However I'd put forward that this is purely because of the huge role 
HTML has had in the web thus far, if you consider that when presenting 
linked data to humans we will want to present more than just some label, 
depending on what the linked-to resource is, the context under which we 
are showing it, the presenting applications capabilities and so forth, 
we'll more than likely want to be presenting much more than just the 
human readable name. - In all use cases which consider this, 
dereferencing is the only way to provide what's needed

I'd also suggest that focus on 'linked data explorers' has given us a 
thought that we must find a way to show all links in a human readable 
way; but if we think of future linked data clients as simply 'web 
applications', where each web application has a task to do, and will 
almost always only be considering specific types of information and 
relations, then the amount of dereferencing that needs done to present 
what the human is interested in, under the specific context of the 
applications (current) role, is somewhat reduced and more manageable.
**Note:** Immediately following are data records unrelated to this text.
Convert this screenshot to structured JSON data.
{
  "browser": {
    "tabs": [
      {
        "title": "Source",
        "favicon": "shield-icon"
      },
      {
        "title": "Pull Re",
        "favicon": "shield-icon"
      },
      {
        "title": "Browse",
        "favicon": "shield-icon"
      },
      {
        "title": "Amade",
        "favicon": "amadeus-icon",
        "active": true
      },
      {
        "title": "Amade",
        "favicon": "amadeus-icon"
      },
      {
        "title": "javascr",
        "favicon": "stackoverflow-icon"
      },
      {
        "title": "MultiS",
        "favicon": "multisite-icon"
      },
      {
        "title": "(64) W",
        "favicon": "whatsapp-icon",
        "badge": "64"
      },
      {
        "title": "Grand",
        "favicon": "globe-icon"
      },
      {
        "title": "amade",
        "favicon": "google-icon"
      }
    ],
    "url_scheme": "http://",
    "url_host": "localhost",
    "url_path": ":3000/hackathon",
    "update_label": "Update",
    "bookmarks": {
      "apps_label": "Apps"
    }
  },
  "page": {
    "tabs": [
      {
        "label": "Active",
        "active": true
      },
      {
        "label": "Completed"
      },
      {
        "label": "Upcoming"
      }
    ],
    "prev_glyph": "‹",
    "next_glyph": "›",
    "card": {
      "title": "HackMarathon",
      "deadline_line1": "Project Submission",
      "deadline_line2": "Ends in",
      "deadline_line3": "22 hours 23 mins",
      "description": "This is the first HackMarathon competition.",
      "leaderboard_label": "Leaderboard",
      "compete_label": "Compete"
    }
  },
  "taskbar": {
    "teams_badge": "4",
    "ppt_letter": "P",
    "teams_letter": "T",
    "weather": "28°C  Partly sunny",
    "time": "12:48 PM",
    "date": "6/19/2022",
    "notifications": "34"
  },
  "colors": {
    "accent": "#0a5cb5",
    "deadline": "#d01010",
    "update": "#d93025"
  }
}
To be specific, I've put some thought in to this, and if you consider a 
typical web 2.0 style blog page, often you have 30+ resources which are 
all dereferenced and pulled in to show an HTML page (often many, many 
more) - css, images, javascript, videos, adverts etc - and each of those 
resources will typically consume a comparatively huge amount of 
bandwidth compared to small granular rdf documents; thus I'd suggest 
that display linked data resources, with all related resources which are 
to be considered under the context of the current query/task, is 
actually a non-issue, and in fact far lighter on the agent than the 
current state of the web of documents.

I'll stop here before I go off on a tangent,

Best,

Nathan
Received on Friday, 11 June 2010 09:25:32 UTC